Perhaps as significantly, Dante Fowler Sr. was aware Friday and Saturday needed to carry a different tone. And if Fowler Jr. had any doubts about that, Fowler Sr. did not.

"It was a once-in-a-lifetime thing, you know what I mean?" Fowler Sr., whose influence and importance in Fowler Jr.'s football journey is significant and unmistakable. "So, I let him have his way.  I let him dress how he wanted to dress, but he knew when he came here it was all about business. That's something he'll never forget and I wanted him to cherish it. Now, he comes to his press conference.

"He knows when it's time for business to tone it down."

That was a major theme Saturday. It was very much time to get to work, and Fowler Jr. said he's very much serious about the job ahead. He talked with proper respect about new teammates, and said he looks forward to learning from veterans such as Chris Clemons. He also showed proper respect to linebacker LaRoy Reynolds, who Fowler said was nice enough to give him his old No. 56. Not that Reynolds gave up the number for free.

"I had to give him the shoes," Fowler joked (and it was a joke).

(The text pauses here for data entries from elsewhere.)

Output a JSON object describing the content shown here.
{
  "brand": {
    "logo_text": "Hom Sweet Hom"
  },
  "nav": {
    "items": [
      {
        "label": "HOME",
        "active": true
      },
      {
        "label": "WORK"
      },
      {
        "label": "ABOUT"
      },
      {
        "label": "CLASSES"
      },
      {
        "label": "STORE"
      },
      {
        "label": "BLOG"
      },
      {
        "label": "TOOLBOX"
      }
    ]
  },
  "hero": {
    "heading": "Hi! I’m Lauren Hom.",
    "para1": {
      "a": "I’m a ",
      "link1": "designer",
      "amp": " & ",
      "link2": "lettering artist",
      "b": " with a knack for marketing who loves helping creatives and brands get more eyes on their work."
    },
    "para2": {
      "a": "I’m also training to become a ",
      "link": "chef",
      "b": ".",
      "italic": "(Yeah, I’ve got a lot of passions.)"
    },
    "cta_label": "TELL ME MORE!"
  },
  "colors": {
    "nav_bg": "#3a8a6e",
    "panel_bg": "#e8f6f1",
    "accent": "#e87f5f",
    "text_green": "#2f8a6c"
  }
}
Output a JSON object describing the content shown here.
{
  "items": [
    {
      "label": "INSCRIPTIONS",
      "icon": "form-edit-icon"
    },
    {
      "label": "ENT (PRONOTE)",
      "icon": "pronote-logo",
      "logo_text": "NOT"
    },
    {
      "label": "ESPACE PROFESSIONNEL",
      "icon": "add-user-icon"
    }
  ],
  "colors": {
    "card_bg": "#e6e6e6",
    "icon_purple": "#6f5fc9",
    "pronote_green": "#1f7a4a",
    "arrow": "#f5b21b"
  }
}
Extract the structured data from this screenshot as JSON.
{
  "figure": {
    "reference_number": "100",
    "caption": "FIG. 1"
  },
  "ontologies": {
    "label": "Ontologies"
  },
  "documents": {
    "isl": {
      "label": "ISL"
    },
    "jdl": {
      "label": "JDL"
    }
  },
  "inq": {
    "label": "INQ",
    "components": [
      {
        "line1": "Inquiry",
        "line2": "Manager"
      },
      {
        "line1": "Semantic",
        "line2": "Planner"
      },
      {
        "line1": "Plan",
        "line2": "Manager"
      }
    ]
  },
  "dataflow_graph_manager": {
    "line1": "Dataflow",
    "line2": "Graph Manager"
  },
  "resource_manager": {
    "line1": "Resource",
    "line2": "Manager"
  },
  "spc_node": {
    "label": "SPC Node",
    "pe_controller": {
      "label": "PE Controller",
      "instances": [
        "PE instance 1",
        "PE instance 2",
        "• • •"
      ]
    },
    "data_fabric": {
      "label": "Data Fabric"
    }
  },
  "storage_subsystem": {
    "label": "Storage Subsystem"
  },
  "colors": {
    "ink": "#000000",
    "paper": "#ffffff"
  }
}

Fowler said there was a real reason he wanted No. 56. He was a fan of running backs growing up, and "5" is for Reggie Bush at Southern California. "Six?" That's for former Jaguars fullback Greg Jones while he was at Florida State. That's one part athleticism/speed and one part raw power, and if you put the parts together, you have a pretty good pass rusher.

The Jaguars, of course, hope they have more than a good pass rusher. They hope they have an elite one. To get there, Fowler has to be more than athletic; he has to be ready to work, to have the right mentality. And that's a reason Bradley was smiling at the press conference Saturday. The low-key kid in the locker room was professional, and there was a sincerity about it all that Bradley liked a lot.

"He enjoyed the moment, he stayed in the moment, and he took advantage of it and made it the best day possible," Bradley said of Thursday. "That's how he envisioned. Now, you saw him at the press conference. He said, 'Hey, there's a time and a place for it. I felt like that as the time. Now, there's a time for this meeting.'

"That's the maturity we're hoping for. You want that individuality as long as it comes back down and there's a sense of purpose. That's what he showed."

Words such as that guarantee nothing, of course – and post-draft press conferences don't, either. But if the ability to understand the moment matters, then Fowler's NFL future could be bright.

This was a dramatically different moment than the one two days before. But there was no question that Fowler found a memorable tone, or that he made the right impression to go along with it.